PS 39-105
Habitat disturbance and invasive fire ants: testing the passenger/driver hypothesis in a longleaf pine savanna

Wednesday, August 13, 2014
Exhibit Hall, Sacramento Convention Center
Julian Resasco, Department of Ecology and Evolutionary Biology, University of Colorado at Boulder, Boulder, CO
Viviana Penuela, Department of Integrative Biology, University of South Florida, Tampa, FL
Douglas J. Levey, Population and Community Ecology Cluster, National Science Foundation, Washington, DC
Background/Question/Methods

Correlations between invasive species dominance and native species decline are often used to assess the impacts of invasive species but are usually confounded by environmental changes associated with invasion, such as habitat disturbance. Are invasive species “drivers” or “passengers” of ecological shifts in communities where they occur (MacDougall and Turkington 2005)? The driver model predicts that native and invasive species interact strongly and that native species are limited or excluded by competition with invasive species. Under this model, experimental removal of invasive species should increase abundance and species richness of native species. In contrast, the passenger model predicts that communities are primarily structured by factors other than interactions with invasive species (e.g., environmental change) and that these factors are less constraining to invasive species. Under this model, experimental removal of invasive species should have minimal impact on native species. An invasive species of particular focus in this debate is the red imported fire ant, Solenopsis invicta.
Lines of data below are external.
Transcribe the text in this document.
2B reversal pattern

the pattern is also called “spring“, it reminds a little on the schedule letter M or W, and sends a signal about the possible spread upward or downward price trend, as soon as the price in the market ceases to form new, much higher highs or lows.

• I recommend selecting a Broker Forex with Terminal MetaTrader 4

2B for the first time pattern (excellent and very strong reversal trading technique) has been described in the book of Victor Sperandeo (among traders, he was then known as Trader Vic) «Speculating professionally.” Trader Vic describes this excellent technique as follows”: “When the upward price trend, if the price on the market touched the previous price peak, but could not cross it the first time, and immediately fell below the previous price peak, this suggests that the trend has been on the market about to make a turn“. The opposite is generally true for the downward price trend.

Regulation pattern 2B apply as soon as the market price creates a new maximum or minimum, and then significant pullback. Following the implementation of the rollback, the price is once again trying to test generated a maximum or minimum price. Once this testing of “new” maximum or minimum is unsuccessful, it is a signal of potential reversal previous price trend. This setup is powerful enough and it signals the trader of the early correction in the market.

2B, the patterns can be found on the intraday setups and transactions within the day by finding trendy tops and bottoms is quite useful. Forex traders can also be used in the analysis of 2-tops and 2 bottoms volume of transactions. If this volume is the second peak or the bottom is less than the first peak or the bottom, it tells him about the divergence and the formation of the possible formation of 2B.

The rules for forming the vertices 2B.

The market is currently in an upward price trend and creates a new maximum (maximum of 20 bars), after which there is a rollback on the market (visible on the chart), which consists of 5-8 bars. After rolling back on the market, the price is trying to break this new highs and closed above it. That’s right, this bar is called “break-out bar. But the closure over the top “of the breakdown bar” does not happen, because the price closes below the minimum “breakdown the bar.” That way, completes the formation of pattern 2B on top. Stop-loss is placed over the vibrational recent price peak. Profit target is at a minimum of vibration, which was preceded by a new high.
Using a 2x2 factorial design (fire ant reduction/control x soil disturbance/control) in longleaf pine savanna (SC, USA), we experimentally tested which model best explains the interaction between fire ants and native ants. 

Results/Conclusions

We used targeted applications of hydramethylnon to achieve ~50% reduction in fire ant abundance in fire ant reduction plots relative to control plots. In fire ant reduction plots overall species richness was reduced by ~40%, suggesting that non-target species were also affected by the hydramethylnon treatment. Ants in the genera Aphaenogaster, Nylanderia, and Aphaenogaster were less abundant in fire ant reduction plots relative to controls. However predatory Hypoponera ants increased in abundance and estimated trophic position (δ15N) in fire ant reduction plots relative to controls. Soil disturbance treatments did not significantly affect fire ant abundance, native ant abundance, or species richness. However some ants (e.g., Dorymyrmex) increased in abundance with soil disturbance, while others (e.g., Aphaenogaster, Nylanderia) decreased. Because our fire ant reduction treatment also generated declines in other species, it is difficult determine which model is driving community structure. However, at the species-level, responses to the treatments suggest limitation by both the degree of fire ant invasion or soil disturbance among ant species.